Mit der Nachtruhe vorbei war es dann in Kirchheimbolanden kurz nach 2 Uhr nicht nur für die Hotelgäste: „Der Hubschrauber machte einen Höllenlärm und kreiste ewig lang über Kirchheimbolanden“, berichtet ein Anwohner. Ein Suchscheinwerfer habe alles aus der Luft in gleißendes Licht gesetzt. „Das sah aus wie im Film.“ Mehr als 40 Spezialkräfte, später unterstützt von der örtlichen Polizei, sind in Kirchheimbolanden vor Ort. Besagter Hubschrauber wartet ebenfalls in nächster Nähe bereits auf den Einsatz der Polizei, die sich an strategischen Stellen im gesamten Stadtgebiet unsichtbar postiert hat. Der Zugriff erfolgt kurz nach 2 Uhr. Die vier mutmaßlichen Täter sind gerade aus ihrem Wagen gestiegen, in dem sich offensichtlich alle notwendigen Utensilien zur Sprengung des Geldautomaten befinden, und haben begonnen, die Überwachungskameras in der Bankfiliale außer Betrieb zu nehmen.
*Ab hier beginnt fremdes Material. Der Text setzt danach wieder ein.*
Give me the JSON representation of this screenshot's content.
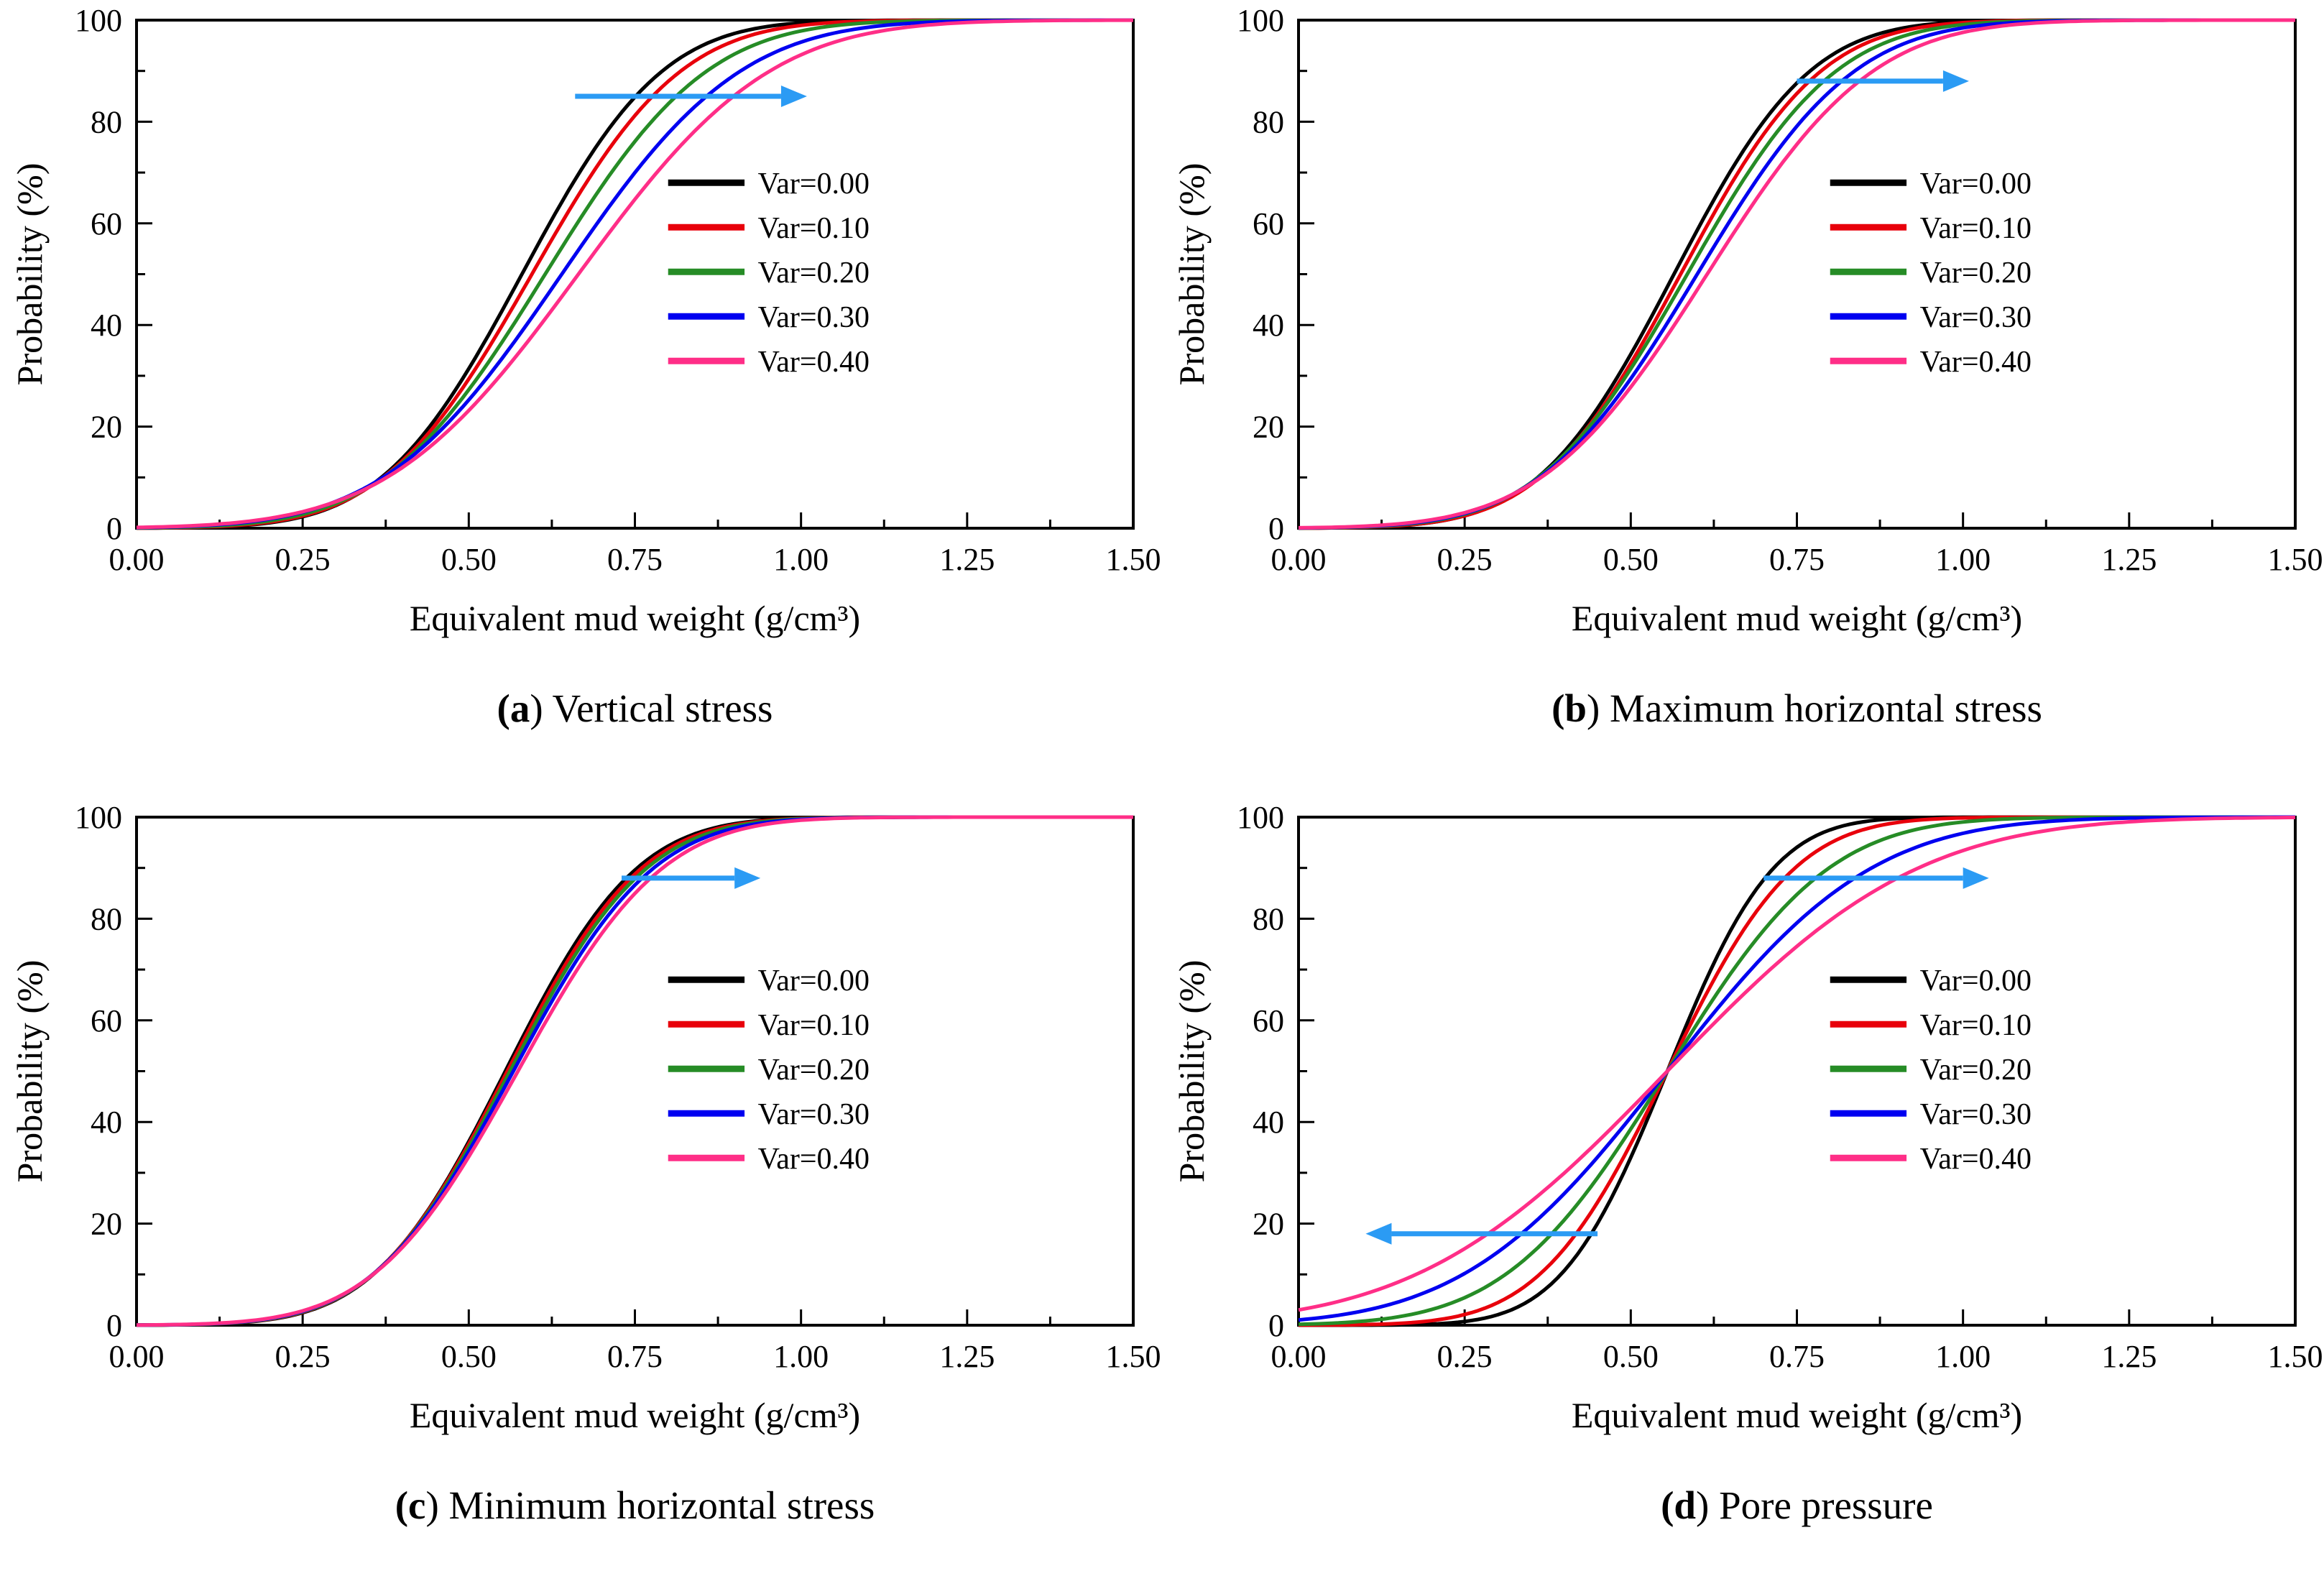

Nach Informationen der RHEINPFALZ gelingt einem Täter zunächst noch die Flucht, mithilfe des Hubschraubers kann der Mann aber auf freiem Feld gestellt werden. Ein weiterer mutmaßlicher Tatbeteiligter wird im Rahmen der anschließenden Ermittlungen in einer Wohnung im Kreis Bergstraße/Hessen festgenommen. Die Staatsanwaltschaft beantragt gegen alle fünf Tatverdächtigen im Alter von 32, 35, 39, 40 und 41 Jahren Haftbefehl.

Spurensicherung vor Ort

Gegen 13 Uhr rollen am Mittwoch zwei Kleinbusse der Polizei auf den Parkplatz der Kreisverwaltung. Zahlreiche Polizisten steigen aus, laufen über den Parkplatz, bleiben neben der Sparda-Bank-Filiale stehen. Mit Handschuhen ausgestattet durchsuchen sie die Hecken. Wie eine Sprecherin des Polizeipräsidiums Mainz auf Anfrage der RHEINPFALZ mitteilt, handelt es sich dabei um ein Team der Spurensuche. Am Hit-Markt und auch gegenüber am Hotel Braun sowie der dort befindlichen Sparda-Bank-Filiale geht dagegen alles seinen gewohnten Gang. Höchstwahrscheinlich wäre das an diesem Tag nicht möglich gewesen, hätten die Täter in Kirchheimbolanden wie auch in vielen anderen Orten zugeschlagen. In Rheinland-Pfalz häufen sich die Fälle solcher Anschläge seit Langem. Das Polizeipräsidium Mainz hat deswegen eine zentrale Ermittlungsgruppe für Rheinland-Pfalz gebildet. Nach Angaben des Landeskriminalamtes (LKA) haben Täter im vergangenen Jahr 23 Mal zugeschlagen, davon waren sie elfmal erfolgreich. Dass ihnen das in der Nacht auf Mittwoch in Kirchheimbolanden nicht gelang, freut nicht nur die Polizei. Für Hotelier Braun wären die Folgen einer Sprengung des Geldautomaten, der sich ja im Hotelgebäude befindet, nicht absehbar. Und auch Andreas Manthe, Sprecher der Sparda-Bank, zeigt sich gegenüber der RHEINPFALZ erleichtert: „Wir waren an anderen Orten schon mehrfach Opfer, teilweise mit erheblichem Sachschaden. Wir sind vor allem froh, dass niemand verletzt wurde.“ Polizei und Staatsanwaltschaft ermitteln nun fieberhaft weiter. Die große Frage: Können der Tätergruppe weitere Aufbrüche, vielleicht auch in der Region, zugeordnet werden, und gelingt es den Ermittlern, an die Hintermänner zu kommen?

Erst vor wenigen Tagen wurde ein Geldautomat mit erheblichem Sachschaden in Ludwigshafen gesprengt.
Erst vor wenigen Tagen wurde ein Geldautomat mit erheblichem Sachschaden in Ludwigshafen gesprengt.